Last Wednesday, I went to the Women’s Foundation of Minnesota’s Status of Women & Girls in Minnesota Road to Equality Tour stop in Grand Rapids, hosted at the Blandin Foundation. 

That was a lot of titles with capitalized words, but to cover the basics, the event looked at information about women in Minnesota about economic, safety, health and leadership topics and compared the data to that of men and women in other regions. 

While I wasn’t up on the specific percentages, most of the data wasn’t surprising- 

  • The wage gap keeps $1 million dollars from the average Minnesota woman over her lifetime 
  • 33% of women in Minnesota report being sexually or physically attacked by mid-life 
  • 55% of Minnesotan women are overweight or obese
  • Only 14 seats of 72 new corporate board seats created in 2010 were filled by women, and those 14 were all white 

The room was packed.  The presenters kept us engaged.  The facts were often sad, but at times hopeful. 

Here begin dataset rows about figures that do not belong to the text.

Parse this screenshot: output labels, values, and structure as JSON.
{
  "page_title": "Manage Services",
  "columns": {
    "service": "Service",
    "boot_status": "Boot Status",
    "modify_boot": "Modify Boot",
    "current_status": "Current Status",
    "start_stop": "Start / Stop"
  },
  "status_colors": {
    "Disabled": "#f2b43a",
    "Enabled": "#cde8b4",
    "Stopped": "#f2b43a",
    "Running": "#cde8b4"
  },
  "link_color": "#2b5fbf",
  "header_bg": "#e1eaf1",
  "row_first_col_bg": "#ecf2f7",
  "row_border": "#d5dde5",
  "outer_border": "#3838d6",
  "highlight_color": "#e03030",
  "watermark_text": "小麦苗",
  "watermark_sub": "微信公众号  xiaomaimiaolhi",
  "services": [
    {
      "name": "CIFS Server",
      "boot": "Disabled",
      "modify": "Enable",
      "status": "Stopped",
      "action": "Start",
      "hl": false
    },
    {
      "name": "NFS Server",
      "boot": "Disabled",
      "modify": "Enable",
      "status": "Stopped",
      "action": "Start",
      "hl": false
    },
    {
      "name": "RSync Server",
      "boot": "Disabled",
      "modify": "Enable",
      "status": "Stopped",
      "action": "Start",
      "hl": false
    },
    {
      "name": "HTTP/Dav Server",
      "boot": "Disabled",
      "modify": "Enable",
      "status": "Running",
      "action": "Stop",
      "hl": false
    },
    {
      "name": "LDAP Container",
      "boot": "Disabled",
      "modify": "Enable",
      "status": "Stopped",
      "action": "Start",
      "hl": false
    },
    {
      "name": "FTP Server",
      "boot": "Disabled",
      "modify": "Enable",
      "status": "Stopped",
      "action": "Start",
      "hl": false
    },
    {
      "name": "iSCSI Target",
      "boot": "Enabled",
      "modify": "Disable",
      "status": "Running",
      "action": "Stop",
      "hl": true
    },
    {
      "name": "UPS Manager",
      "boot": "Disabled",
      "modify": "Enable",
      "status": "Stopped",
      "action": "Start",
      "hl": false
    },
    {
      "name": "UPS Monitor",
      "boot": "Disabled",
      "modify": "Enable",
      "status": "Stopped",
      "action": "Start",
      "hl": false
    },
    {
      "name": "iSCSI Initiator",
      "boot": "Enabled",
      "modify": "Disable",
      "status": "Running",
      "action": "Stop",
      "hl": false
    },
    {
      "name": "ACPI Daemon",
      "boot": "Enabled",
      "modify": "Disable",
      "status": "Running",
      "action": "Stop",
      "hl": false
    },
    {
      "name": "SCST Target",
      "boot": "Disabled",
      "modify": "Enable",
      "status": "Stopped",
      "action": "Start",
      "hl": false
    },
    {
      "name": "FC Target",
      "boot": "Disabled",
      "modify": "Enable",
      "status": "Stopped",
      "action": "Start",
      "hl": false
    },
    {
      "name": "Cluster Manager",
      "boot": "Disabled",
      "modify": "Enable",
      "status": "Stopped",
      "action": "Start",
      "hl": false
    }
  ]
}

But I have to admit, while fact after fact proved to me that women are still to this day not treated equally in society, there was something else that made me incredibly disappointed in the state of women’s affairs.  Two men came to the presentation.  I’m not complaining that men dared to show up, I’m complaining that only two men cared enough to show up.

This is the root of my frustration with being female in this region.  Feminism is a word that represents an aggressive know-it-all who doesn’t wear a bra.  We’ve moved past the blatant perception of feminism but haven’t replaced the understanding with a definition that suits 2012.  

This is a national problem, but I feel like our region is even more behind than the rest.  I’ve been forced to battle my own stereotypes on the differences between men and women the past few years and find it frustrating to return Up North.  I find more women critical of other women’s looks and more men who won’t clean the kitchen.

It isn’t enough to have equal opportunities in the workplace.  When you meet a little girl, don’t comment on how pretty she is or how cute her clothes are- ask her about her dreams and the books she’s read.  And do the same for little boys.  

A lot of our problems could disappear if we created a culture of knowledge, goals and a good attitude instead of one of segregated roles and stereotypes.